Если кто приедет, а приезжают теперь в Нярги чуть ли не ежедневно, то любой мальчишка укажет, где найти Пиапона.
В сельском Совете всегда людно, взрослые няргинцы готовы все свободное время проводить здесь. На двух табуретках всегда сидят самые уважаемые старики, остальные посетители – на полу на корточках, подперев стены. В первое время кто-то посоветовал Пиапону сделать нары, где можно было бы сидеть привычно и удобно, поджав под себя ноги. Послушался Пиапон и сколотил нары, но первый же приезжий дянгиан из района потребовал убрать их. Убрали нары. Потом застелили пол циновками, стало светло и уютно. Заходили охотники и садились на циновки. Хорошо. Приезжий дянгиан похвалил Пиапона, сказал, что так и надо бороться за чистоту и гигиену. Пиапон и присутствовавшие при разговоре охотники не поняли последнего слова, но если дянгиан доволен, то зачем еще переспрашивать?
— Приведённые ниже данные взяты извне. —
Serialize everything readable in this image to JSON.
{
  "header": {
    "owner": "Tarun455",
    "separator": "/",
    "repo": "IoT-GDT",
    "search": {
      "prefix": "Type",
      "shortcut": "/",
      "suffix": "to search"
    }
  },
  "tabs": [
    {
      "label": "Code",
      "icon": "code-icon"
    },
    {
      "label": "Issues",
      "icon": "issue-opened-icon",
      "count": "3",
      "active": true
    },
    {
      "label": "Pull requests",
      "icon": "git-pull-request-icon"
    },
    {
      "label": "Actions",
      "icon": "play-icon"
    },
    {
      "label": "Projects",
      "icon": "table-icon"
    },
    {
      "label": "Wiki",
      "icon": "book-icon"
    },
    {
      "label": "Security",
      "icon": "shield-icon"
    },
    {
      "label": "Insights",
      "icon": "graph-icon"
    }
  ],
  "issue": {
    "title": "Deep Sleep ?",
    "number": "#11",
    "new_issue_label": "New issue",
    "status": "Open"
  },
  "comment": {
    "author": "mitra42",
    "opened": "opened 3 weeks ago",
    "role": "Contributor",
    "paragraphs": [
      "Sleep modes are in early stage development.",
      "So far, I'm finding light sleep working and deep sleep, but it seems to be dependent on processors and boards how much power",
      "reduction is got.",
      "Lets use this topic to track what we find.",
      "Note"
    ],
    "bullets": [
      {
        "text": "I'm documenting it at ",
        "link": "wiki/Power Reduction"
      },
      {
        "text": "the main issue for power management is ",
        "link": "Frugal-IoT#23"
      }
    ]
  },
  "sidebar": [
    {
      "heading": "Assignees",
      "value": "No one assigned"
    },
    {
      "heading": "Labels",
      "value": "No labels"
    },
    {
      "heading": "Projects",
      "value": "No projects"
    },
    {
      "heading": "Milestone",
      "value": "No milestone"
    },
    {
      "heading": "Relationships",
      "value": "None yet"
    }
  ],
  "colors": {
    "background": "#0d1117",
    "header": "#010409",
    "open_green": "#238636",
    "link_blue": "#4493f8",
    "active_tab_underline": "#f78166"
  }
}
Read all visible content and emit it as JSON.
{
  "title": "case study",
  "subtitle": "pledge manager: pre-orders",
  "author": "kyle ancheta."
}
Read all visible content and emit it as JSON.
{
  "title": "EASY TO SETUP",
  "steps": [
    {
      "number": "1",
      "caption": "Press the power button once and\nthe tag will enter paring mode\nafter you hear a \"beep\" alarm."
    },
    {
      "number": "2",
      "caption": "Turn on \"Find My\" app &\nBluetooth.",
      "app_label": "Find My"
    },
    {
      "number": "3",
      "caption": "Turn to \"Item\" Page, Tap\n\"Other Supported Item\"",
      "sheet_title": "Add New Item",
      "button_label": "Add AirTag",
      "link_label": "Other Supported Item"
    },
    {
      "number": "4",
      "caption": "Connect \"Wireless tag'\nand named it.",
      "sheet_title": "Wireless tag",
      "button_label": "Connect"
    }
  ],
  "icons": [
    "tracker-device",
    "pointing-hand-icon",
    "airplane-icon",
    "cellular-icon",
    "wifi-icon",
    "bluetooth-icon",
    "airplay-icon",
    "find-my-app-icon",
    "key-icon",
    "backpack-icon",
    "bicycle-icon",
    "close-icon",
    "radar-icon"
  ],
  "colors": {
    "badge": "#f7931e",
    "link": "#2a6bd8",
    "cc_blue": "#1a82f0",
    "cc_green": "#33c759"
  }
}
Но и циновки убрали вскоре сами охотники, потому что с ними было много неудобств; когда пол глиняный, можно плюнуть на пол, и сам не заметишь, и никто ни слова не скажет. А тут циновки. Очень уж хлопотно с ними, поэтому однажды их свернули и выбросили.
– Пиапон, хорошо ты придумал эту контору, – говорил Холгитон. – Раньше, бывало, только в гости к кому пойдешь, а в гостях, известно, долго не усидишь, если нет водки. А тут без водки можно сидеть хоть целый день. И люди идут охотно. Верно, говорю?
– Верно, верно, – кивали охотники.
– Пиапон, голова твоя все светлее и светлее становится, с тех пор как тебя сделали дянгианом.
– Не я придумал эту контору, зачем она мне? – горько усмехался в ответ Пиапон. – В районе сказали, ты председатель сельсовета, контору тебе надо. Сказали, чтобы все дела я делал тут. Спрашиваю, а дома нельзя? Говорят – нельзя. Спрашиваю, что делать, если охотнику надо ответить двумя словами: идти в контору с ним, ответить и домой возвращаться? Смеются, говорят, не надо этого делать, ты должен в конторе находиться.
– С утра до ночи, что ли?
– Вот, вот, и я так спросил. Засмеялись, говорят, у тебя должны быть часы работы.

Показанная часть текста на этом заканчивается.